Mud their captor, wheels imprisoned. More booms.
“Go! Get out.”
The sirens wail in agony. The men cling to their guns rather than one another.
They try to flee—another boom—Bors is hit.
“Bors get in the hole!” Pira cried.
The screams, oh, the screams. The scattered flock retreated to one hole.
“What happened to him, brother?”
“Arms and legs…” the medic muttered, working away on Bors.
“My right arm is also shattered.” he stated so casually, his eyes distant from the shock that now possessed his body.
“The right arm.” the medic confirmed bluntly, the clock’s run out for questions.
“And the left one, too.” Bors pleaded.
“Your left one isn’t bleeding.”
That meant he won’t be tending to the left arm there on what will soon be a graveyard. His legs are broken too. The only options left for Bors are either to be carried or to be left in his pre-dug grave.
“Help me.” Bors begged.
“Huh?” Pira replied.
“Help me, please.”
His eyes were glazing over, he stared ahead blankly. He knew there was nothing anyone could do, but he begged his brothers anyway.
Another brother strut across the field, bombs shooting overhead but he walked unphased—his mind would not allow him to recognize the danger and finality of his fate. He hopped in the hole with his brothers, “Moroz and Baldy are wounded.”
Lightning cracked in the sky yet the sound of the thunder could not be heard over the explosions as violent humanity has deemed Mother Nature no place on the battlefield.
“Boys, we need to move it.” a brother urged.
They’re vulnerable in their shallow pit, they all know it. No one wants to leave their brothers and so they stay far too long. They looked at Bors.
“I’ll carry you.”
Bullets chased each other through the air like fairy lights flickering off wings.
“Russians are finishing off our guys.” a brother urged the others to move again.
The wounded were not safe. Those who were staying still were less so. They move too late. Another explosion hits. Pira, the filmed guide to the barren battlefield, cries out.
It’s dark for a moment.
“That’s it, boys. It’s my leg.” Pira sighs in defeat.
He tells them to leave him. He’s deadweight. They hesitate.
But then they go.
And then so does Pira.
But they return for his body camera once the air stills.
Men with names. Men with families. Men with lives. Lost to the greed of another. Names echoed in dust-filled skies then silenced by the fire of violence.

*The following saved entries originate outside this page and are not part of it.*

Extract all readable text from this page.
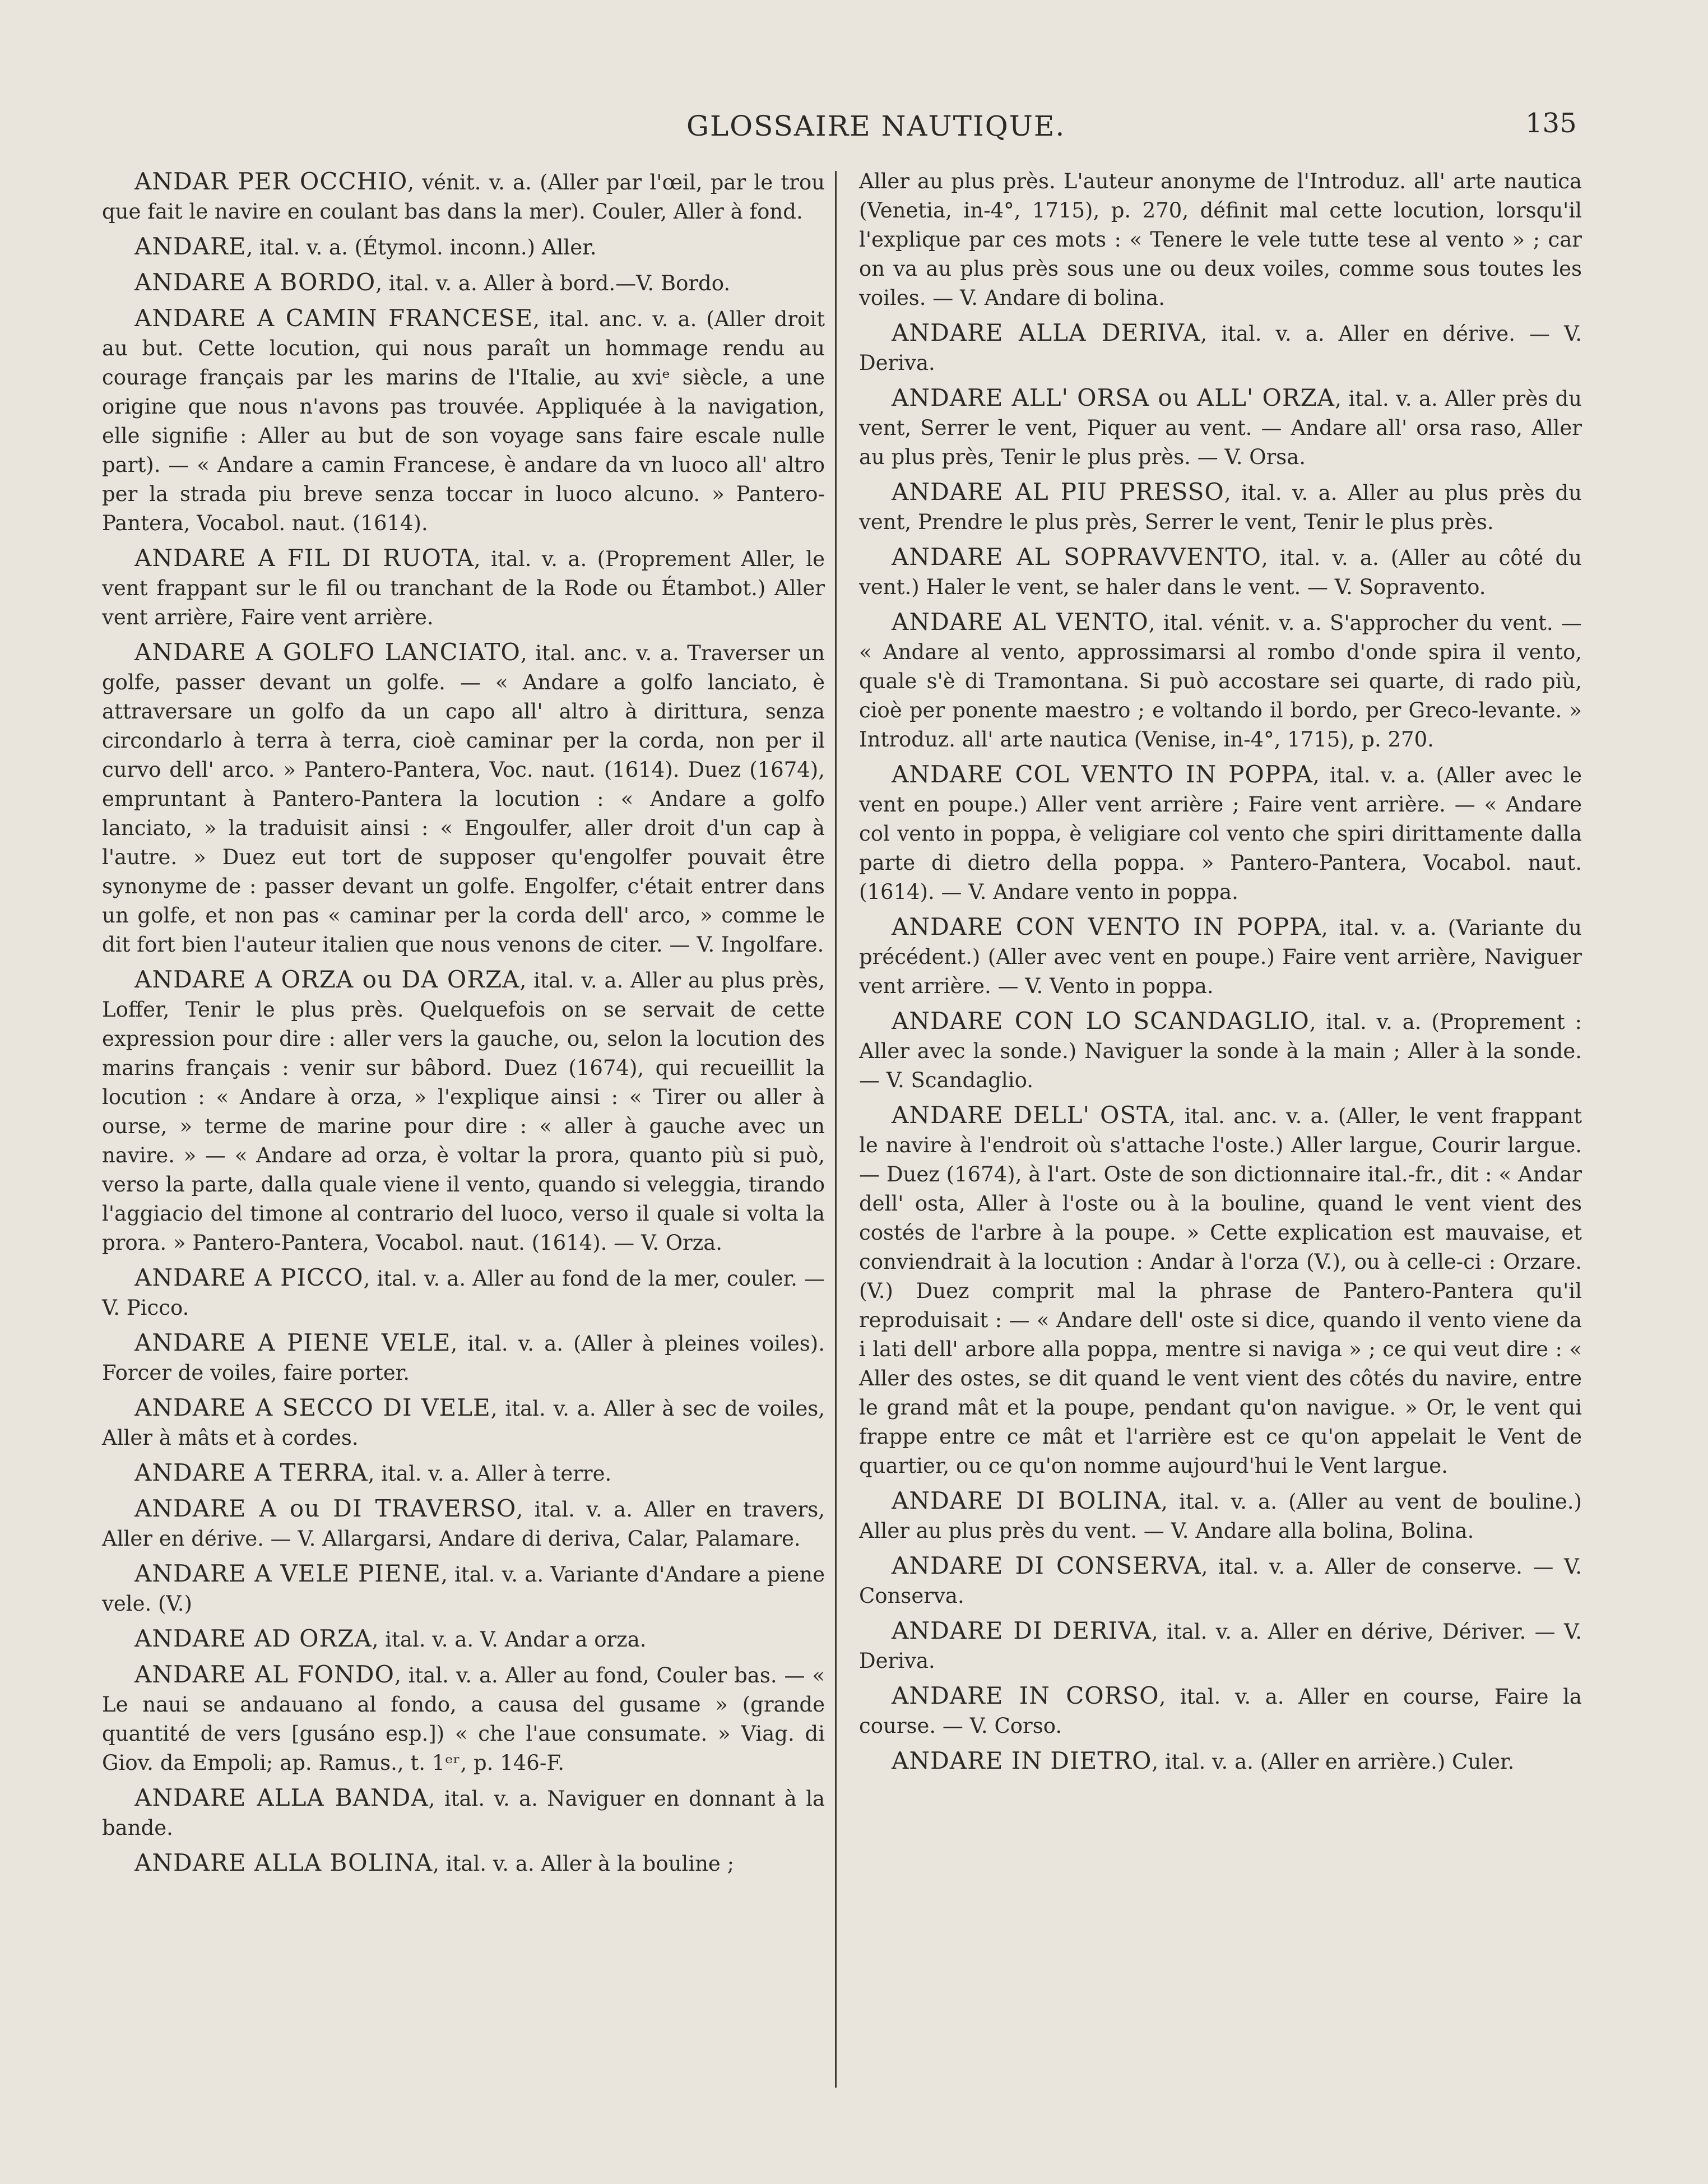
GLOSSAIRE NAUTIQUE.	135

ANDAR PER OCCHIO, vénit. v. a. (Aller par l'œil, par le trou que fait le navire en coulant bas dans la mer). Couler, Aller à fond.

ANDARE, ital. v. a. (Étymol. inconn.) Aller.

ANDARE A BORDO, ital. v. a. Aller à bord.—V. Bordo.

ANDARE A CAMIN FRANCESE, ital. anc. v. a. (Aller droit au but. Cette locution, qui nous paraît un hommage rendu au courage français par les marins de l'Italie, au xviᵉ siècle, a une origine que nous n'avons pas trouvée. Appliquée à la navigation, elle signifie : Aller au but de son voyage sans faire escale nulle part). — « Andare a camin Francese, è andare da vn luoco all' altro per la strada piu breve senza toccar in luoco alcuno. » Pantero-Pantera, Vocabol. naut. (1614).

ANDARE A FIL DI RUOTA, ital. v. a. (Proprement Aller, le vent frappant sur le fil ou tranchant de la Rode ou Étambot.) Aller vent arrière, Faire vent arrière.

ANDARE A GOLFO LANCIATO, ital. anc. v. a. Traverser un golfe, passer devant un golfe. — « Andare a golfo lanciato, è attraversare un golfo da un capo all' altro à dirittura, senza circondarlo à terra à terra, cioè caminar per la corda, non per il curvo dell' arco. » Pantero-Pantera, Voc. naut. (1614). Duez (1674), empruntant à Pantero-Pantera la locution : « Andare a golfo lanciato, » la traduisit ainsi : « Engoulfer, aller droit d'un cap à l'autre. » Duez eut tort de supposer qu'engolfer pouvait être synonyme de : passer devant un golfe. Engolfer, c'était entrer dans un golfe, et non pas « caminar per la corda dell' arco, » comme le dit fort bien l'auteur italien que nous venons de citer. — V. Ingolfare.

ANDARE A ORZA ou DA ORZA, ital. v. a. Aller au plus près, Loffer, Tenir le plus près. Quelquefois on se servait de cette expression pour dire : aller vers la gauche, ou, selon la locution des marins français : venir sur bâbord. Duez (1674), qui recueillit la locution : « Andare à orza, » l'explique ainsi : « Tirer ou aller à ourse, » terme de marine pour dire : « aller à gauche avec un navire. » — « Andare ad orza, è voltar la prora, quanto più si può, verso la parte, dalla quale viene il vento, quando si veleggia, tirando l'aggiacio del timone al contrario del luoco, verso il quale si volta la prora. » Pantero-Pantera, Vocabol. naut. (1614). — V. Orza.

ANDARE A PICCO, ital. v. a. Aller au fond de la mer, couler. — V. Picco.

ANDARE A PIENE VELE, ital. v. a. (Aller à pleines voiles). Forcer de voiles, faire porter.

ANDARE A SECCO DI VELE, ital. v. a. Aller à sec de voiles, Aller à mâts et à cordes.

ANDARE A TERRA, ital. v. a. Aller à terre.

ANDARE A ou DI TRAVERSO, ital. v. a. Aller en travers, Aller en dérive. — V. Allargarsi, Andare di deriva, Calar, Palamare.

ANDARE A VELE PIENE, ital. v. a. Variante d'Andare a piene vele. (V.)

ANDARE AD ORZA, ital. v. a. V. Andar a orza.

ANDARE AL FONDO, ital. v. a. Aller au fond, Couler bas. — « Le naui se andauano al fondo, a causa del gusame » (grande quantité de vers [gusáno esp.]) « che l'aue consumate. » Viag. di Giov. da Empoli; ap. Ramus., t. 1ᵉʳ, p. 146-F.

ANDARE ALLA BANDA, ital. v. a. Naviguer en donnant à la bande.

ANDARE ALLA BOLINA, ital. v. a. Aller à la bouline ;

Aller au plus près. L'auteur anonyme de l'Introduz. all' arte nautica (Venetia, in-4°, 1715), p. 270, définit mal cette locution, lorsqu'il l'explique par ces mots : « Tenere le vele tutte tese al vento » ; car on va au plus près sous une ou deux voiles, comme sous toutes les voiles. — V. Andare di bolina.

ANDARE ALLA DERIVA, ital. v. a. Aller en dérive. — V. Deriva.

ANDARE ALL' ORSA ou ALL' ORZA, ital. v. a. Aller près du vent, Serrer le vent, Piquer au vent. — Andare all' orsa raso, Aller au plus près, Tenir le plus près. — V. Orsa.

ANDARE AL PIU PRESSO, ital. v. a. Aller au plus près du vent, Prendre le plus près, Serrer le vent, Tenir le plus près.

ANDARE AL SOPRAVVENTO, ital. v. a. (Aller au côté du vent.) Haler le vent, se haler dans le vent. — V. Sopravento.

ANDARE AL VENTO, ital. vénit. v. a. S'approcher du vent. — « Andare al vento, approssimarsi al rombo d'onde spira il vento, quale s'è di Tramontana. Si può accostare sei quarte, di rado più, cioè per ponente maestro ; e voltando il bordo, per Greco-levante. » Introduz. all' arte nautica (Venise, in-4°, 1715), p. 270.

ANDARE COL VENTO IN POPPA, ital. v. a. (Aller avec le vent en poupe.) Aller vent arrière ; Faire vent arrière. — « Andare col vento in poppa, è veligiare col vento che spiri dirittamente dalla parte di dietro della poppa. » Pantero-Pantera, Vocabol. naut. (1614). — V. Andare vento in poppa.

ANDARE CON VENTO IN POPPA, ital. v. a. (Variante du précédent.) (Aller avec vent en poupe.) Faire vent arrière, Naviguer vent arrière. — V. Vento in poppa.

ANDARE CON LO SCANDAGLIO, ital. v. a. (Proprement : Aller avec la sonde.) Naviguer la sonde à la main ; Aller à la sonde. — V. Scandaglio.

ANDARE DELL' OSTA, ital. anc. v. a. (Aller, le vent frappant le navire à l'endroit où s'attache l'oste.) Aller largue, Courir largue. — Duez (1674), à l'art. Oste de son dictionnaire ital.-fr., dit : « Andar dell' osta, Aller à l'oste ou à la bouline, quand le vent vient des costés de l'arbre à la poupe. » Cette explication est mauvaise, et conviendrait à la locution : Andar à l'orza (V.), ou à celle-ci : Orzare. (V.) Duez comprit mal la phrase de Pantero-Pantera qu'il reproduisait : — « Andare dell' oste si dice, quando il vento viene da i lati dell' arbore alla poppa, mentre si naviga » ; ce qui veut dire : « Aller des ostes, se dit quand le vent vient des côtés du navire, entre le grand mât et la poupe, pendant qu'on navigue. » Or, le vent qui frappe entre ce mât et l'arrière est ce qu'on appelait le Vent de quartier, ou ce qu'on nomme aujourd'hui le Vent largue.

ANDARE DI BOLINA, ital. v. a. (Aller au vent de bouline.) Aller au plus près du vent. — V. Andare alla bolina, Bolina.

ANDARE DI CONSERVA, ital. v. a. Aller de conserve. — V. Conserva.

ANDARE DI DERIVA, ital. v. a. Aller en dérive, Dériver. — V. Deriva.

ANDARE IN CORSO, ital. v. a. Aller en course, Faire la course. — V. Corso.

ANDARE IN DIETRO, ital. v. a. (Aller en arrière.) Culer.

And we watch behind the comfort of a screen, always consuming but not always giving back.
~ parker coyne
Inspired by and quoted directly from:
Chernov, Mystyslave.“2000 Meters to Andriivka.” YouTube. FRONTLINE FEATURES. The Associated Press. Uploaded by FRONTLINE PBS. November 25, 2025. https://www.youtube.com/watch?v=Nf4Cgy56slU
Parker Coyne is a senior at Lindenwood University graduating in 2026 with her Bachelor’s in English with an emphasis in Creative Writing. They will be pursuing their master’s degree in Writing with Lindenwood University in 2026.